Donnerstag, 18. Oktober 2007

Was war die Absicht des großen Bodhidharma, als er von Indien nach China kam?

Kopf des Bodhidharma inTokein

Bodhidharma war ein indischer großer buddhistischer Meister, der im 6. Jahrhundert die damals schwierige und gefährliche Reise nach China unternahm und dort den wahren Buddhismus und vor allem die Praxis des Zazen lehrte. In China ist er der erste Zen-Meister und Vorfahre im Dharma. Er leitete eine Epoche von mehreren hundert Jahren in China ein, in der dort der Buddhismus in großartiger Weise aufblühte und ganz wichtige Bereiche des Buddhismus durch den ostasiatischen Einfluss in besonderer Weise weiter entwickelte und hervorbrachte. Es ist daher nicht verwunderlich, dass die Frage, warum er denn nach China kam, eine der bekanntesten Koan-Aufgaben im Zen-Buddhismus ist.

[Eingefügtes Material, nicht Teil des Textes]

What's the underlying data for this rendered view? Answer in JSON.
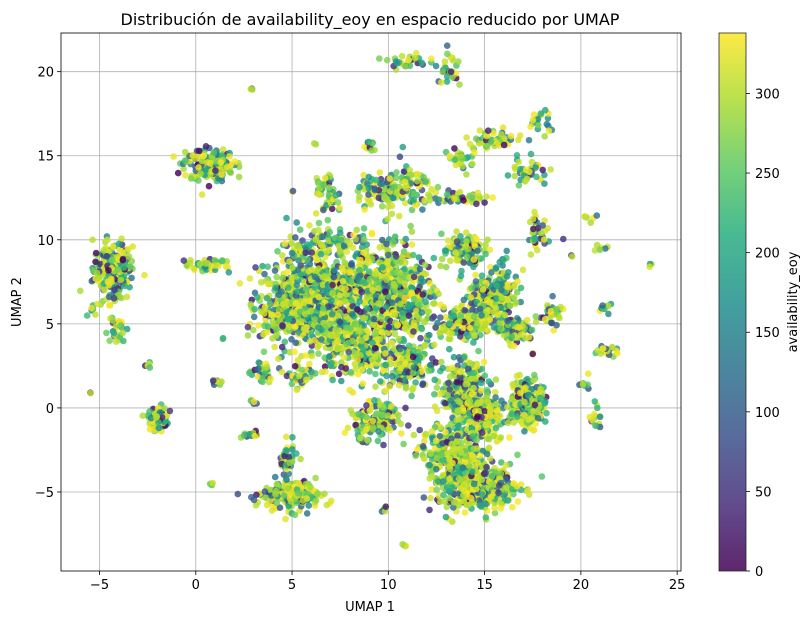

Meister Dôgen gibt in diesem Kapitel (Kap. 67, Soshi sairai no i) oder „Der Sinn von Bodhidharmas Kommen aus dem Westen“, sein tiefgründiges Verstehen zu diesem Thema wieder. Viele Zen-Schüler haben sich mit dieser Frage und mit diesem Koan intensiv beschäftigt und auseinander gesetzt. Dôgen gibt zu diesem Thema eine Geschichte eines berühmten chinesischen Meisters wieder, der den folgenden Fall schilderte:

Am Rande einer steil abfallenden tiefen Schlucht steht ein Baum, dessen kräftiger Ast über den Abgrund gewachsen ist. Die tiefe Schlucht misst tausend Fuß senkrecht nach unten. An diesem Ast hängt unter schwierigsten Bedingungen ein Mann, dem es nur möglich ist sich zu halten, indem er in den Ast beißt und sich so mit den fest gebissenen Zähnen vor dem tödlichen Absturz halten kann. Es wird geschildert, dass er die Hände und Füße nicht benutzen kann, um sich aus dieser äußerst gefährlichen Lage zu befreien. Dann erscheint am Rande der Schlucht unter dem Baum jemand, der ihm zuruft:

Was ist der Sinn von Bodhidharmas Kommen aus dem Westen?“

Wenn der Gefragte nun antworten will, muss er den Mund öffnen und verliert damit über dem Abgrund seinen Halt, stürzt ab und wird dabei zu Tode kommen. Wenn er jedoch nicht antwortet, verletzt er seine Pflicht als Buddhist bei wichtigen Fragen auf jeden Fall zu antworten, wenn jemand diese Antwort unbedingt benötigt.
Nachdem der große Meister nun diese Geschichte seinen Mönchen erzählt hatte, bat er um Antworten. Ein älterer Mönch trat dann hervor und sagte, ihm erschiene es nicht so wichtig, was der Mann in dieser doch sehr ungewöhnlichen Lage sagte, sondern was er in seinem normalen Alltag täte und wie er handeln und reden würde. Der große Meister brach nach dieser Antwort in ein schallendes Gelächter aus und zeigte damit an, dass er mit dieser Antwort sehr zufrieden war, da sie in der Tat auf den normalen Alltag mit seinem üblichen Handeln abzielte, das im Zen-Buddhismus so sehr im Mittelpunkt steht.
Dôgen erklärt dann, dass diese Geschichte wohl meistens falsch verstanden worden ist und sagt wörtlich:

„Es scheint eher, dass es den meisten die Sprache verschlagen hat. Ihr solltet euch aber bemühen, diese Geschichte (gründlich) zu durchdenken und dabei das Nichtdenken und das, was jenseits des Denkens ist, benutzen.“

Er lobt dann den alten Meister und sein tiefes Verständnis, das in der obigen Geschichte zum Ausdruck käme. Er rät uns wie der bekannte alte Meister dieser Geschichte, ausdauernd und regelmäßig auf dem Kissen zu sitzen, sodass wir die Geschichte wirklich erfahren können,

schon bevor (der am Baum Hängende) seinen Mund aufmacht“.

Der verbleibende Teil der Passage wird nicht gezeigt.